For easier development you should use formatting tools such as yapf black and isort. These tools can be used directly in vscode and pycharm. You can also add mypy and pylint to the workflow and enforce even better code quality.

  1. model-perfomance.yml - This workflow will run the eval.py script, compare the result to main branch and comment a nice table in the PR conversation.
on: [pull_request]
jobs:
  comment:
    runs-on: ubuntu-latest
    strategy:
      matrix:
        python-version: [3.6]        
    steps:
      - uses: actions/checkout@v2
      - name: Set up Python $ { { matrix.python-version }}
        uses: actions/setup-python@v2
        with:
          python-version: $ { { matrix.python-version }}
      - name: Install dependencies
        run: |
          python -m pip install --upgrade pip
          if [ -f requirements.txt ]; then pip install -r requirements.txt; fi
      - name: Run evaluation on main and branch
        id: eval
        run: |
          branch_eval=`python eval.py`          
          git fetch --prune 
          git checkout main
          main_sha=`git rev-parse --short HEAD`
          main_eval=`python eval.py`
          table=$(echo " \
          | branch                  | SHA              |  accuracy     | \n\
          | :-------------:         |:-----:           |:-------------:| \n\
          | main                    | $main_sha        | $main_eval    | \n\
          | $  | $  |$branch_eval   | \n\
          ")
          echo "::set-output name=table::$table"
      - uses: actions/github-script@v3
        with:
          github-token: $ { {secrets.GITHUB_TOKEN}}
          script: |
            github.issues.createComment({
              issue_number: context.issue.number,
              owner: context.repo.owner,
              repo: context.repo.repo,
              body: '${ {steps.eval.outputs.table}}'
            })

The result looks like this:

pr-comment

You can edit the yml to display any table/result you like.

Merge PR

After the PR is approved and merged to main branch, eb-deploy.yml workflow kicks in and runs the eb-cli to deploy the new code. This workflow expects the repository to have the aws access tokens as secrets.

name: Deploy on aws elasticbeastalk
on: 
  push:
    branches:
      - main
jobs:
  build:
    runs-on: ubuntu-latest
    steps:
    - uses: actions/checkout@v2
    - name: Set up Python
      uses: actions/setup-python@v2
      with:
        python-version: '3.6'
    - name: Install ebcli
      run: |
        pip install awsebcli
    - name: deploy
      run: |
        eb deploy sentiment-env
      env:
        AWS_ACCESS_KEY_ID: ${ { secrets.AWS_ACCESS_KEY_ID }}
        AWS_SECRET_ACCESS_KEY: ${ { secrets.AWS_SECRET_ACCESS_KEY }}

And thats it! new model and code are now being served.

happy

Final Words

Adding these simple workflows can improve your productivity and code quality!

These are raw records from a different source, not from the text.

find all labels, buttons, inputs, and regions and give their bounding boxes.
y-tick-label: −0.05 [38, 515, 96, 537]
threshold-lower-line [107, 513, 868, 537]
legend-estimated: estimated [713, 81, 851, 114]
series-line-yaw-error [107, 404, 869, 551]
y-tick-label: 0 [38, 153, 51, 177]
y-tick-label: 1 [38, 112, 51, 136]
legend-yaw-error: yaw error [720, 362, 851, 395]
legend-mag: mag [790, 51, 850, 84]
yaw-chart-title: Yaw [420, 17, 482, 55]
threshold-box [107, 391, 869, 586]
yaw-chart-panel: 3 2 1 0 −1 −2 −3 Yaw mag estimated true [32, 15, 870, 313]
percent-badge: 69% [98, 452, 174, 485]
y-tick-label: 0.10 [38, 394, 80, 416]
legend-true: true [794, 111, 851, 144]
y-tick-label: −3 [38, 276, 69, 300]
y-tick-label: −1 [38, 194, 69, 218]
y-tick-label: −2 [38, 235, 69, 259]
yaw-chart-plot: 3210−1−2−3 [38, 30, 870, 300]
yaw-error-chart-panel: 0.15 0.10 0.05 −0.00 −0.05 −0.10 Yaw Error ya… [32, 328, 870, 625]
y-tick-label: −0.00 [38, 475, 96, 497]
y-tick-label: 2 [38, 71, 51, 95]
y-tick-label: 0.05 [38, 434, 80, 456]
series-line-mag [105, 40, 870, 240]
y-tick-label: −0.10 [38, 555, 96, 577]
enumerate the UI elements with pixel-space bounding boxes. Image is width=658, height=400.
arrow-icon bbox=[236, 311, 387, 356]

  • Its easy to reproduce earlier results by checking out an earlier version that uses the matching binary.
  • High code quality and testing is super important for your project to be readable by others.
  • Deployment becomes something you set once and forget about it.
  • In this post I did not talk about dataset versioning which is important to reproduce results. During a project life cycle the dataset changes, gets fixed and gets bigger. Each version of the code+binary should also be coupled with the version of the dataset so that checking out an early commit can reproduce the exact model with the same data.